Dès le début, il y a un crime, assez sordide et violent, pour un motif qui nous échappe, d’autant que les personnages ne correspondent pas à ceux présentés en quatrième de couverture. Le tueur, d’un rare sadisme, aura, on se l’imagine très vite, affaire à Mike et Tia, deux parents modèle qui se font un peu trop de mouron pour leur gamin taciturne, oubliant leur cadette à l’esprit vif. La manière éthiquement discutable dont ils s’immiscent dans la vie privée de leur fiston (ils ne cessent de se justifier par l’inquiétude grandissante qu’ils éprouvent devant les réactions d’Adam) laisse planer les rares moments d’introspection du roman : l’auteur, comme il l’explique dans une postface, n’est pas insensible à cette propension à l’excès de surveillance auquel s’adonnent des parents pourtant profondément impliqués dans l’éducation de leur enfant, et s’interroge sur les nombreux moyens mis facilement à la disposition des éventuels espions amateurs, depuis le pistage des puces GPS des téléphones cellulaires (comme ils le disent outre-Atlantique) jusqu’au relevé de chaque opération pratiquée sur un ordinateur.
Certes, la pratique est un prétexte : on aurait tort d’y voir un pamphlet, ou un essai sur l’éducation. Il s’agit avant tout d’une fiction habile, montée avec un savoir-faire certain entre des personnages plus ou moins bien insérés dans une société qui semble souvent aller plus vite qu’eux. Pêle-mêle seront également abordés le conflit des générations, le racisme ordinaire, l’influence des mass media, etc.
L’important est qu’on y trouve son compte. Si l’on s’attelle à démêler l’écheveau confus qui fait tenir l’ensemble, on s’aperçoit que les tenants sont basiques : de découverte en révélation, nos deux parents, souvent séparément, remonteront le fil de l’enquête qui permettra d’expliciter le suicide de l’un, le changement radical de comportement de l’autre, et rattachera, parfois de manière artificielle, le tueur du début à Mike et Tia, par le biais de voisins désespérés, d’un professeur en pleine détresse, d’une femme vengeresse, d’une fille outrée et de quelques adjuvants compréhensifs, voire complices.

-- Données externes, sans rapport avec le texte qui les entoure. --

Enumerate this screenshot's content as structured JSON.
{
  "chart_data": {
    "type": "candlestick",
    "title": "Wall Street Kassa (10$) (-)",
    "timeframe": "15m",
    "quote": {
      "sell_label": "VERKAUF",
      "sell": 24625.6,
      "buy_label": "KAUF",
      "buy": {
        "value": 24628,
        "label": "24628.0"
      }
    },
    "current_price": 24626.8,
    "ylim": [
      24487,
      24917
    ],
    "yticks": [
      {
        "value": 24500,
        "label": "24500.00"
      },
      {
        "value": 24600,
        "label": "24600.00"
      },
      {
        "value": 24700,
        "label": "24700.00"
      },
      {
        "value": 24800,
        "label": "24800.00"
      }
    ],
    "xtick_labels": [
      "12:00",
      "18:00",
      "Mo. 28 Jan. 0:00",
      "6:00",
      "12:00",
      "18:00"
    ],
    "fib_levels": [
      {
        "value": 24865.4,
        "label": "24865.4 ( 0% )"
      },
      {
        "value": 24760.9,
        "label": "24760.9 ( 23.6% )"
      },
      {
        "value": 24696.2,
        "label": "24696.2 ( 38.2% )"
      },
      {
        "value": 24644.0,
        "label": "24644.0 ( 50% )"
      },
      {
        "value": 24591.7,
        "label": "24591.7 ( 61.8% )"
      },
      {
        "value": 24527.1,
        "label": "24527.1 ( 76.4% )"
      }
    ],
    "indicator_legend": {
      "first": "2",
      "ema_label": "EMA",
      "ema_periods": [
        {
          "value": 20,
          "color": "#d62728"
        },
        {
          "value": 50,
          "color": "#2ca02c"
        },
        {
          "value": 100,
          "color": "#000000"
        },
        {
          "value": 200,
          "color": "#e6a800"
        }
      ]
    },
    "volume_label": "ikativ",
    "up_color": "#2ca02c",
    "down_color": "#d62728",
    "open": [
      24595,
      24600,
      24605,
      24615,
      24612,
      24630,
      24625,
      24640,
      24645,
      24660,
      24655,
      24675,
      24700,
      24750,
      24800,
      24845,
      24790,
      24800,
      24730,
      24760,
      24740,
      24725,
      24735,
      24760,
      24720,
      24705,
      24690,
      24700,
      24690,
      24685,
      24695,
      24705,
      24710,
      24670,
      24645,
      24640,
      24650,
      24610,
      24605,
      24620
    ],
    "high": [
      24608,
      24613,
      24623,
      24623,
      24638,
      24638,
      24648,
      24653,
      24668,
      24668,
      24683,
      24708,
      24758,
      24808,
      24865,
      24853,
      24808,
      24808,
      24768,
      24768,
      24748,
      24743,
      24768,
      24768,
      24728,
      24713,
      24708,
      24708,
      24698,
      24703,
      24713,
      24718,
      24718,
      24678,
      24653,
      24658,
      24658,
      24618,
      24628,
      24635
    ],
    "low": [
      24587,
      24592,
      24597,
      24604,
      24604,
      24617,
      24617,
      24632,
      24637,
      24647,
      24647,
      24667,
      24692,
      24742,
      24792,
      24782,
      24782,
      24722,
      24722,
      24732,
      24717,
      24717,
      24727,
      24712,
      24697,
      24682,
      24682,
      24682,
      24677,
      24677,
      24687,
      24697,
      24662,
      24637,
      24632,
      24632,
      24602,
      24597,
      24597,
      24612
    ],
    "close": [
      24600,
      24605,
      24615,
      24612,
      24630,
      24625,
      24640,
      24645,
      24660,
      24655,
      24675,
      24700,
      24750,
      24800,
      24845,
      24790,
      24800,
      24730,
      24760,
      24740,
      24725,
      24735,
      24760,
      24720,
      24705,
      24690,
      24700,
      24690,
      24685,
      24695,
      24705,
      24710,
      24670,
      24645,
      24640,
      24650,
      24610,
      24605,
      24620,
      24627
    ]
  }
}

Au rayon des déceptions, une frustration : si l’auteur évoque longuement les circonstances précédant les passages à l’acte, ces derniers (étranglement, lacérations et autres joyeusetés) ne sont que très peu décrits, comme si Coben jetait un voile pudique sur une violence qu’il jugerait inutile, s’autocensurant afin de toucher un plus large public. Ce n’est pas qu’il faille absolument quelques passages bien gore pour faire de chaque thriller un roman réussi, toutefois, dans un récit mettant régulièrement en scène des individus violents, voire psychopathes, cela apparaît comme un manque un peu bizarre. Un vide. Un chapitre se termine ainsi par ce tueur qui envisage de porter un coup, le suivant commencera par la découverte du corps de la victime. Le voile pudique jeté sur le meurtre apparaît bizarrement maladroit et inapproprié.

En dehors de cela, c’est du tout cuit.


+ Les points positifs - Les points négatifs
  • Style percutant et efficace.
  • Rythme soutenu.
  • Suspense parfaitement entretenu.
  • Personnages convaincants.
  • Points de vue intéressants sur les déviances de la vie contemporaine.
  • Situations faisant régulièrement appel à des codes connus de la pop-culture.

  • Un manque de profondeur des personnages principaux.
  • Quelques facilités dans les enchaînements et les motivations.
  • Une retenue étrange dans la description des scènes sordides.